Regan snorted a laugh as she walked around with one shoe on. “Story of my life.” She bent to look under the bed for the other, found it, and put it on. “Ready?”
Down in the dining room, they met up with the other four women seated at the table, two bottles of wine open.
“There you are. We were about to send somebody up to get you two.” Vienna was pouring and looked expectantly at each of them.
They both nodded, and Regan pulled out a chair, then collapsed into it. Ava sat next to her.
“We lost track of time,” Regan said.
“Easy to do in this weather,” Paige said.
Vienna set the filled wine glasses in front of them, then took her seat. “So? How does everybody feel about tomorrow?”

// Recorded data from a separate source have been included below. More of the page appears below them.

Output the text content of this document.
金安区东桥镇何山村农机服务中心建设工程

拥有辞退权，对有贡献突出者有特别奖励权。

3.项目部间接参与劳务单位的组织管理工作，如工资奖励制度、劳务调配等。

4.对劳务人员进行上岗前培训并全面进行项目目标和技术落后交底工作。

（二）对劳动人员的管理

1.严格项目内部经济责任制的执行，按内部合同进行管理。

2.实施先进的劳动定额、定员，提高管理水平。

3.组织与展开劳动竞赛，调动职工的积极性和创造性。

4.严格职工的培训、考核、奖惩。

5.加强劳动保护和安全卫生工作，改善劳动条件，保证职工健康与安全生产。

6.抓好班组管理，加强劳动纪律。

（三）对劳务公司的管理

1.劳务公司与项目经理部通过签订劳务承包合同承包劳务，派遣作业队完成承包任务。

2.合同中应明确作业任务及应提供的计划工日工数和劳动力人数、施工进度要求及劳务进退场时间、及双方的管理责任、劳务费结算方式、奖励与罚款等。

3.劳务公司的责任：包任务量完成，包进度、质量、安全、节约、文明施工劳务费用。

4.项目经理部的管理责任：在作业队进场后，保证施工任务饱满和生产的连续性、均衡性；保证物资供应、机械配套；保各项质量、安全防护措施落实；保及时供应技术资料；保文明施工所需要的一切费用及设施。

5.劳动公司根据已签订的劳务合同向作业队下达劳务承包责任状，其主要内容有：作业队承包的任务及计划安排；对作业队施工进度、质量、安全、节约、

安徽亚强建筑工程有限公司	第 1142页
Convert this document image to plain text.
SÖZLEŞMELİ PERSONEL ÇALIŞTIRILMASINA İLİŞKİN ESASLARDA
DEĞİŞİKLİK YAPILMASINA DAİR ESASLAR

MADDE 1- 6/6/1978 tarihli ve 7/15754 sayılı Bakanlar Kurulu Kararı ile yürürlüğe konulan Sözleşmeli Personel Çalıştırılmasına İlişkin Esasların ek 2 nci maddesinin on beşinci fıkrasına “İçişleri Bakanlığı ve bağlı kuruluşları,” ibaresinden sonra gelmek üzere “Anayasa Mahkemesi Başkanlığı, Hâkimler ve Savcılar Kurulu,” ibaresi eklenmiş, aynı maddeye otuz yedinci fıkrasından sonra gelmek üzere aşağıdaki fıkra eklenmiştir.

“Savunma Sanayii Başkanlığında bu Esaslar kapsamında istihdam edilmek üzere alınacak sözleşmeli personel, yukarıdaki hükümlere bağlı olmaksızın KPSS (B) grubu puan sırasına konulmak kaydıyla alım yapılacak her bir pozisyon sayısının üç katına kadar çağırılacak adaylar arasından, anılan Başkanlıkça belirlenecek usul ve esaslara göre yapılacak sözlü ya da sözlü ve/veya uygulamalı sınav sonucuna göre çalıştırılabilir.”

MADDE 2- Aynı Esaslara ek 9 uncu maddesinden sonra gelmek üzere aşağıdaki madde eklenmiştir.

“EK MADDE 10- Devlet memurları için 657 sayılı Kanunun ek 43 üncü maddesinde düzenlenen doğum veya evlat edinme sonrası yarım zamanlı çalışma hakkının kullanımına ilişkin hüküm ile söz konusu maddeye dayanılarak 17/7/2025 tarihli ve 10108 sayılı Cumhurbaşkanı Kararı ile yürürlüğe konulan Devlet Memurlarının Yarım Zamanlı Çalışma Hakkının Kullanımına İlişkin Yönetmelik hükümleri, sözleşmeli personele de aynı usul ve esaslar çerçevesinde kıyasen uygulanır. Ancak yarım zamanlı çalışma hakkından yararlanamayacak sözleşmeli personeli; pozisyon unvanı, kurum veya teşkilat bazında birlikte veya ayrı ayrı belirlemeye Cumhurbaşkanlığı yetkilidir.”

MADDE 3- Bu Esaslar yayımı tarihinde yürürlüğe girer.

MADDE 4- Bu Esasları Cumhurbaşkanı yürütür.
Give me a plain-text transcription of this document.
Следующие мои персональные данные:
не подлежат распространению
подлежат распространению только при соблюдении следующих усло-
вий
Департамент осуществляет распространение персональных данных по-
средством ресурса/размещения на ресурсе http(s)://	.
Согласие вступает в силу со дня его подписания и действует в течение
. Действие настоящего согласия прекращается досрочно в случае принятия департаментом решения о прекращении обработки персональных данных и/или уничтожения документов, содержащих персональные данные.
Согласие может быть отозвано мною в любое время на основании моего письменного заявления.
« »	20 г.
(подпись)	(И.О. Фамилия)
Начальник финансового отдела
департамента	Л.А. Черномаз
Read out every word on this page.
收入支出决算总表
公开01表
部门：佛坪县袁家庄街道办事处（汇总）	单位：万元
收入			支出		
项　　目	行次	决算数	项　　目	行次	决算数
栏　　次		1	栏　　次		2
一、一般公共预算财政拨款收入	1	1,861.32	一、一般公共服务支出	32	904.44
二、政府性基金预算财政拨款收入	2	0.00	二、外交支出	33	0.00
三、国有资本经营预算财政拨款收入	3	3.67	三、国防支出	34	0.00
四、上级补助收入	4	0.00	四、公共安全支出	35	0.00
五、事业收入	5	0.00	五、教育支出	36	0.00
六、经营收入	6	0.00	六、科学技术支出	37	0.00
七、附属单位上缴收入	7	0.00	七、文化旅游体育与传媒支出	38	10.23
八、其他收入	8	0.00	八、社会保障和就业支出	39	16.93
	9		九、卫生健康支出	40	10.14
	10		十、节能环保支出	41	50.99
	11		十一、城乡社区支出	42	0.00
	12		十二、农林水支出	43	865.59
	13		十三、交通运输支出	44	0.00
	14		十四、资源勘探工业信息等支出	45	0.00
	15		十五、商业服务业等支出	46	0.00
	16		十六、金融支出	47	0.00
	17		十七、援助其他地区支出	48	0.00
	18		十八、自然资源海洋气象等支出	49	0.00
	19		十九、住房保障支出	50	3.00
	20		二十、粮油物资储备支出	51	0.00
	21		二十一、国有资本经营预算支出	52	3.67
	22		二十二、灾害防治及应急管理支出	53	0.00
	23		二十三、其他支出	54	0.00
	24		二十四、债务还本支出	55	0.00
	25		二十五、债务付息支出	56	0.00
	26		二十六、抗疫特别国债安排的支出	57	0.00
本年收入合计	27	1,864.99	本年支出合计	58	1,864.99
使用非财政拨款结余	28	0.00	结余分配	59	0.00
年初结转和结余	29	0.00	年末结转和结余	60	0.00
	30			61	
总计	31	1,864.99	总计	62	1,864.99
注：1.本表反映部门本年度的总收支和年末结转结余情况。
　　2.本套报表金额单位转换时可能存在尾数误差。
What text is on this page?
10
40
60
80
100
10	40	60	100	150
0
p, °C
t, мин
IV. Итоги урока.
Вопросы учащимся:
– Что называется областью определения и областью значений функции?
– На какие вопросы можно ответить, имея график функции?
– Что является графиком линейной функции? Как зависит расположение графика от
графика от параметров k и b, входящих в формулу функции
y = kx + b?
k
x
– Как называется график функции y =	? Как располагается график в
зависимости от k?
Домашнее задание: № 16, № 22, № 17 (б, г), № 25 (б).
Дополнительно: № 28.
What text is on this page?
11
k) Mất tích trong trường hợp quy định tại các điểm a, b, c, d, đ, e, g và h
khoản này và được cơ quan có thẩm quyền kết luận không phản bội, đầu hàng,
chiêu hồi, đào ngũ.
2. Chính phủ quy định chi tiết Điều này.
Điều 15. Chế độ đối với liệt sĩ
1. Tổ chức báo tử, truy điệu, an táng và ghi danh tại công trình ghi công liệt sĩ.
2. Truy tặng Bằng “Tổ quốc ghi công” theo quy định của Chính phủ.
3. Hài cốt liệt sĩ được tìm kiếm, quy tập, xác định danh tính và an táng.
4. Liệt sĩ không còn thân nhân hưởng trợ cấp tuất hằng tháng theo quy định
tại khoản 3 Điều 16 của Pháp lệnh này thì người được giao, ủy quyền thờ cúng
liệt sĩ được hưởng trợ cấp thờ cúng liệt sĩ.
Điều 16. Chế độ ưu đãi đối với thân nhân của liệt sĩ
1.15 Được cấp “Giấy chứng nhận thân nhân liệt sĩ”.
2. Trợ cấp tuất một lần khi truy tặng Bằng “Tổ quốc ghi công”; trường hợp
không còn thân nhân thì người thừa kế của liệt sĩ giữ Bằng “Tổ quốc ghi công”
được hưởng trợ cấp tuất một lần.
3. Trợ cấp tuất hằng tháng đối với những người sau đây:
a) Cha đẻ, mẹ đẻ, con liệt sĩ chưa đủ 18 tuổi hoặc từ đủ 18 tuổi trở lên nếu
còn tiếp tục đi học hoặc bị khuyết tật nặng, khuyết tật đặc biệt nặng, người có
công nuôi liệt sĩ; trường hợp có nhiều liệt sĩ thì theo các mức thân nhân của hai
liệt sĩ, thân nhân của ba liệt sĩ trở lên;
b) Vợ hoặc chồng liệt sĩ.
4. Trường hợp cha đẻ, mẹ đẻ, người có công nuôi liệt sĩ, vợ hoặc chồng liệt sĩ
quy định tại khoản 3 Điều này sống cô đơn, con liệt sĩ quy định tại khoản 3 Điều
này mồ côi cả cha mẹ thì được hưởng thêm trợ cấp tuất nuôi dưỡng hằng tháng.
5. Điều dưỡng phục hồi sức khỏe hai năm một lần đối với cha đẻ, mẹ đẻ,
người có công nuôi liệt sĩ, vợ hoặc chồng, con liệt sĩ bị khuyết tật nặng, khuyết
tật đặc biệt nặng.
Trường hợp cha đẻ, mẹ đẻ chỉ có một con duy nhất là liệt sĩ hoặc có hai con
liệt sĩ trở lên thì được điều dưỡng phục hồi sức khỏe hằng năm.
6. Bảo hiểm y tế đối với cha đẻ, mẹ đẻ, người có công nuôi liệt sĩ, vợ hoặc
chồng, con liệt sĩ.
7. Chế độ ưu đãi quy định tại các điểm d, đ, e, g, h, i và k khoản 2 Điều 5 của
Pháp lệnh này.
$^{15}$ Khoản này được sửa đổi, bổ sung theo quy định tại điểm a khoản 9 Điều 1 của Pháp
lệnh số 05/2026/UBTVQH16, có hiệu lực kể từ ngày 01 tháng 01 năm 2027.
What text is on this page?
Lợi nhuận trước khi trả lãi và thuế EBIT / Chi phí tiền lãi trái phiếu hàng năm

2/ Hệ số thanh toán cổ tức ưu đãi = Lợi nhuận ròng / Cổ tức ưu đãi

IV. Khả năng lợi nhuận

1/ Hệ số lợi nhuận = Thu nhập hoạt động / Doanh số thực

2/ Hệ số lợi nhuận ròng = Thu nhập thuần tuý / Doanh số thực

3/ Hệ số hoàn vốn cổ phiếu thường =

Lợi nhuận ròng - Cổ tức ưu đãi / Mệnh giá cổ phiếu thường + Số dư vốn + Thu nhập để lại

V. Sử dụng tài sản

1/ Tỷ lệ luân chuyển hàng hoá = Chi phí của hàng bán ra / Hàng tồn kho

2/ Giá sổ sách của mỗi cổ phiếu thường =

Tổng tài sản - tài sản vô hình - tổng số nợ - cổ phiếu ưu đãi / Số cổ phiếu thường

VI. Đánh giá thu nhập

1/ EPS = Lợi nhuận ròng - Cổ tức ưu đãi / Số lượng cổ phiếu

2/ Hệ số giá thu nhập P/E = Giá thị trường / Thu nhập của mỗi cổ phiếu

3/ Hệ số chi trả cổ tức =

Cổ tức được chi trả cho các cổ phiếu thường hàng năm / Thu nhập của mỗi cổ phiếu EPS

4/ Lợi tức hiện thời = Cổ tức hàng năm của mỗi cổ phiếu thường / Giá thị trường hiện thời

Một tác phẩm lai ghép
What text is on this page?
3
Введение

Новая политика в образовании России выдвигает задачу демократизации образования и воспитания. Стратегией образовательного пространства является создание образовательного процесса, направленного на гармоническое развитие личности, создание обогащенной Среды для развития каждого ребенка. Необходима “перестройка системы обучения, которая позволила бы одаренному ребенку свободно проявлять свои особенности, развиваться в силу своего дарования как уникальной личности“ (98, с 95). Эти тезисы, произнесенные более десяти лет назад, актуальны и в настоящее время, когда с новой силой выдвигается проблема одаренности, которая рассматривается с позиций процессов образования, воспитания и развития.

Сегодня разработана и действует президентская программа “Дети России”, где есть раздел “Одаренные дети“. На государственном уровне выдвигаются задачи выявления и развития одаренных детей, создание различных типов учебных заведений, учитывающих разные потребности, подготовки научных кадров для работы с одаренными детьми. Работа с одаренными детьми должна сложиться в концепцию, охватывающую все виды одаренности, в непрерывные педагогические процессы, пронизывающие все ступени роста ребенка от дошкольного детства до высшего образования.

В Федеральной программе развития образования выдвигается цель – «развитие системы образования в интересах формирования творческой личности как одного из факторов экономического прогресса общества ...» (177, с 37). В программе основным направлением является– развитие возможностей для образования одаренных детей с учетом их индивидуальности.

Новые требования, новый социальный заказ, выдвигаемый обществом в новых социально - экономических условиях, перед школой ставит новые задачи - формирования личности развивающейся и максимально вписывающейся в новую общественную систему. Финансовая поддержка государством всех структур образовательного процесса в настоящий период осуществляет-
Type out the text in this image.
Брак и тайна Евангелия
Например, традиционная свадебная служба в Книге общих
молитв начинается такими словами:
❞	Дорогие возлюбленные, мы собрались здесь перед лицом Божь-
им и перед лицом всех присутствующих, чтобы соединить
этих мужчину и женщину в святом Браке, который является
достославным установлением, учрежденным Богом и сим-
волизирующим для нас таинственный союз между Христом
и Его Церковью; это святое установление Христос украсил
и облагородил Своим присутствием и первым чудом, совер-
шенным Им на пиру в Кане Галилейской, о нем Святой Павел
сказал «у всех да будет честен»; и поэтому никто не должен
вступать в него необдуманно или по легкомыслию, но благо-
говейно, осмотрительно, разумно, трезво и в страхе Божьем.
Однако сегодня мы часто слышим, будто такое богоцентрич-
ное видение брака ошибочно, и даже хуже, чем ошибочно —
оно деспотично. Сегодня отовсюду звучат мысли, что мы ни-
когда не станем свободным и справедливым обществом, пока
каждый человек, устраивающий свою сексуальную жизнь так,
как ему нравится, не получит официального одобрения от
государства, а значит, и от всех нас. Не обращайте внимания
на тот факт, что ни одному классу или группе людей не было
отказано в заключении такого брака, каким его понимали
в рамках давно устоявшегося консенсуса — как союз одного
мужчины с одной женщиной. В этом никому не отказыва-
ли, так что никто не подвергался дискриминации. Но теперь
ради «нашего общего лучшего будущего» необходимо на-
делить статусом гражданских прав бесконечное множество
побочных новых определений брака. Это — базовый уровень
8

Murmurs went around the table, everybody nodding or shrugging. Regan couldn’t resist teasing Maia, so she said, “I mean, I’ve had my idea done for hours, considering the massive advantage I have.”
“And with both of us on the same team,” Ava added. “We can’t lose. All our big gay juju on one big gay project…” She shrugged, then took a sip of her wine, watching in delighted satisfaction as Maia’s face turned very, very red.
“Okay, listen. I was dumb.”
“Truth,” Regan said, hiding a grin. “Despite the bandanna.”
Maia covered her eyes as the others laughed. “I’m sorry. I don’t know what I was thinking.” To her credit, she did look apologetic. Contrite.
“I suppose we can forgive you,” Ava said, and Regan was surprised by her playing along.
“Wait,” Madison said, seemingly just catching up. “You’re both gay?”
Regan glanced at Ava and they both nodded.
“And Maia thought that gave you an advantage in making a wedding cake for a same-sex couple?” Madison went on.
“Yup,” Regan said.
“Okay, I’m caught up now,” Madison said, shaking her head at Maia.
“What?” Maia whined. “I said I was sorry. I panicked.”
“I mean…” Vienna said softly. Regan had noticed that she seemed to be nearly as quiet as Ava, silently taking in the people around her, actively listening to conversations but contributing very little. “It would really suck if you guys didn’t win. Right?” Her expression was dead serious for about three seconds before she burst into laughter.
Soon, the entire table was cracking up, and it felt good to release the tension Regan thought they’d all been unknowingly shouldering.
Then Ava leaned her way and whispered, “It would, though.”
Regan laughed harder and nodded. Because she was right. The gay team losing the battle of the gay wedding cakes would be kind of pathetic. She leaned back toward Ava. “We’d better win, then.”